Batch correction for Nanopore RNAseq
1
0
Entering edit mode
17 months ago
Nico80 ▴ 80

I have 3 RNAseq experiments that were sequenced on a MinION and I am trying to do some differential expression analysis with them.

This is my pipeline:

  1. Basecalling with Guppy
  2. Cleaning using chopper
  3. Aligning to the genome (mouse) with minimap2
  4. Counting using featureCounts

At this points I wanted to import my counts table into R and run DESeq2 for DE analysis... however, when doing a PCA of the samples I get this

PCA by group

This seems to indicate no major difference between treatments. While this might as well be the case... we have done this experiments many times before and expect some very obvious difference (also, we have done short-reads RNAseq and we do see those differences there).
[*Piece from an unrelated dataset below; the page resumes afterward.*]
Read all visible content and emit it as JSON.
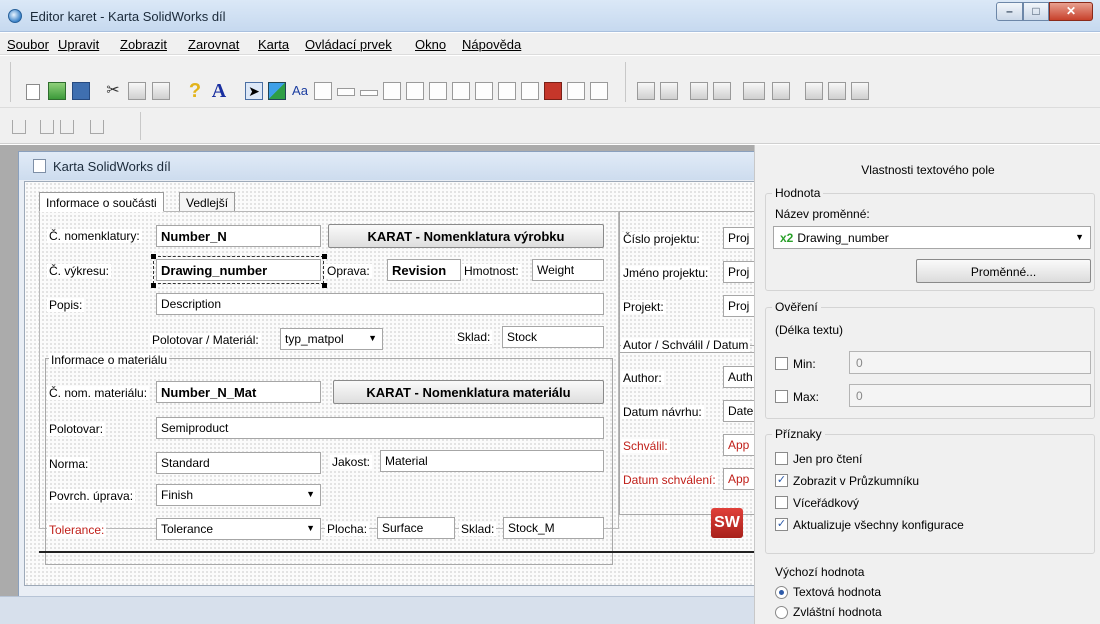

I then did a PCA by replicate, and this is what I saw

PCA by replicate

Now there seems to be quite a substantial batch effect, so I am wondering if anyone has suggestions on how to proceed. Would something like Combat-Seq be a good option?

nanopore batch-correction • 1.7k views
ADD COMMENT
1
Entering edit mode

Any ideas as to why this may be the case from experimental side of things? Were the sample prepared differently? Were they all sequenced on the same kind of FC/pore/chemistry and on the same/different minION?

ADD REPLY
0
Entering edit mode

Samples were prepared in the same way, but on different days. They were sequenced on the same minion but with different chips (for some reason we can't understand we cannot recover pores after washing the chips)

ADD REPLY
2
Entering edit mode

I would recommend barcoding and running one library on multiple flow cells, next time.

ADD REPLY
0
Entering edit mode

Yes, same pore version.

We barcoded the samples and run each experiment on a different flowcell. Are you suggesting to split all replicates on all flowcells instead?

ADD REPLY
0
Entering edit mode

Were the flowcells using the same pore versions?

ADD REPLY
1
Entering edit mode
17 months ago
LauferVA 4.5k

nico - PCA is a good start. What you are figuring out with a PCA plot is, roughly, whether there are clear differences among samples that might complicate an analysis, and, also, if any samples look anomalous.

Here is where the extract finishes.